Proxmox HA failover failed - "TASK ERROR: no such logical volume"

Proxmox HA failover failed - "TASK ERROR: no such logical volume"

Running a highly available Proxmox cluster is thrilling, well, only when you have the correct configuration. Recently, I faced a real-world "crash course" in troubleshooting failed High Availability (HA) migrations—the dreaded error:

TASK ERROR: no such logical volume pve/vm-101-disk-0
TASK ERROR: no such logical volume pve/vm-101-disk-0

If you have a proxmox cluster and have HA setup for your vms, and got this message when a vm tried to failover, that means you have encountered the same problem as me.

Root Cause

The error means Proxmox couldn’t find the VM’s main disk on the failover node.
I had inadvertently created this VM on local-lvm (node-only storage), so the disk only existed on ryzen1600x(the original host) instead of n100(the host to failover to). Shared HA only works when VM disks reside on storage accessible by every node—in my case, Ceph.

Step-by-step guide to fix the error

Now, let's walkthrough the steps together to fix the error.

Step 0: Disable HA for the VM

When this error presents, it prevents me to even migrate or backup my vm - well, obviously - because the disk is not correct.

So, first thing first, go to Datacenter > HA, look for the vm id, and remove it from HA.

Step 1: Breaking the Error Loop

To reclaim control of my VM:

  1. SSH into n100(the node where the vm failed to start) node.
    1. Or access the shell from Proxmox GUI.
  2. Edit the VM’s configuration file.
    Configuration files are in /etc/pve/qemu-server/ named by VMID, e.g.: nano /etc/pve/qemu-server/101.conf
  3. Comment out the problematic disk line (scsi0).
    Example: #scsi0: local-lvm:vm-101-disk-0,size=34304M
    This tells Proxmox to ignore the missing disk and allows the Web UI to load without failure.

Do not comment out the ide2 (cloud-init CD-ROM, or other installer disc) unless you also get errors about it. Proxmox can usually regenerate these as needed.

After commenting out the config file, refresh the browser, and you will see the red cross disappeared on your vm, and also the disk.

Step 2: Migrate the VM back to it's original node

Now, I can migrate my vm back to where it came from.

Step 3: Attach the Disk

After the migration complete, what we want to do is to uncomment the line we commented out.

  1. ssh or access the shell of the vm's host. (ryzen1600x in this case)
  2. Edit the VM’s configuration file.
    1. Go to the same path /etc/pve/qemu-server/ and look for 101.conf
  3. Look for the line that was commented out and uncomment it.
    1. It is ussually located on top of the file and is URL encoded.
      1. e.g.: #scsi0%3A local-lvm%3Avm-101-disk-0,size=32752M
      2. modify it to: scsi0: local-lvm:vm-101-disk-0,size=32752M
    2. Save and exit.
  4. Refresh the browser and go back to the VM's Hardware page, you will find your disk attached.
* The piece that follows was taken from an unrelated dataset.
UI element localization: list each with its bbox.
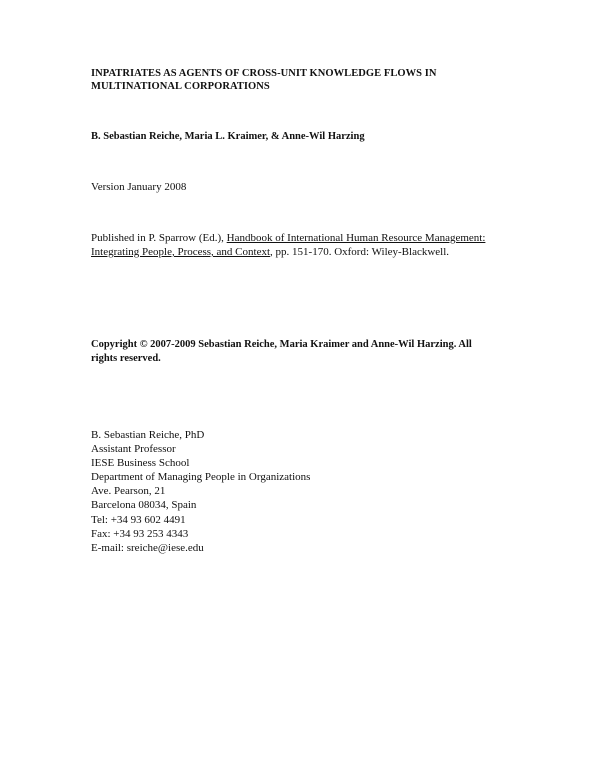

At this point, the vm is able to be started and run normally like before!

However, if the same outage occurs, you will still have the same incident. So let's go and fix the root problem, which is moving the disk to the ceph pool.

Step 4: Fix the Disk Location

Now let's make the VM highly available—migrate the disk to Ceph.

  1. In the Proxmox web UI:
    • Shut down the VM if running.
    • Go to the VM’s “Hardware” tab.
    • Look for the local-lvm disk. (The disk we dealed with before)
    • Click “Move Disk,” target your Ceph storage pool, and begin migration.

This operation can take a while depending on disk size and network speed.

Step 5: Confirm & Test

  • After migration, verify the disk entry now references your Ceph pool.
  • Start the VM.
  • Test manual migration between nodes—it should now work without errors.
  • When satisfied, re-enable HA for this VM.

Summary: Recovery Cheat Sheet

  1. Comment out missing disk lines in /etc/pve/qemu-server/VMID.conf
  2. Move disk to shared storage.
  3. Re-enable disk config.
  4. Restart VM, test migration, re-enable HA.

Conclusion

Homelab means learning (sometimes the hard way)! Forget to test everything thoroughly will end up in some nasty situation like this.

Hope this helps in someway, and happy homelabing!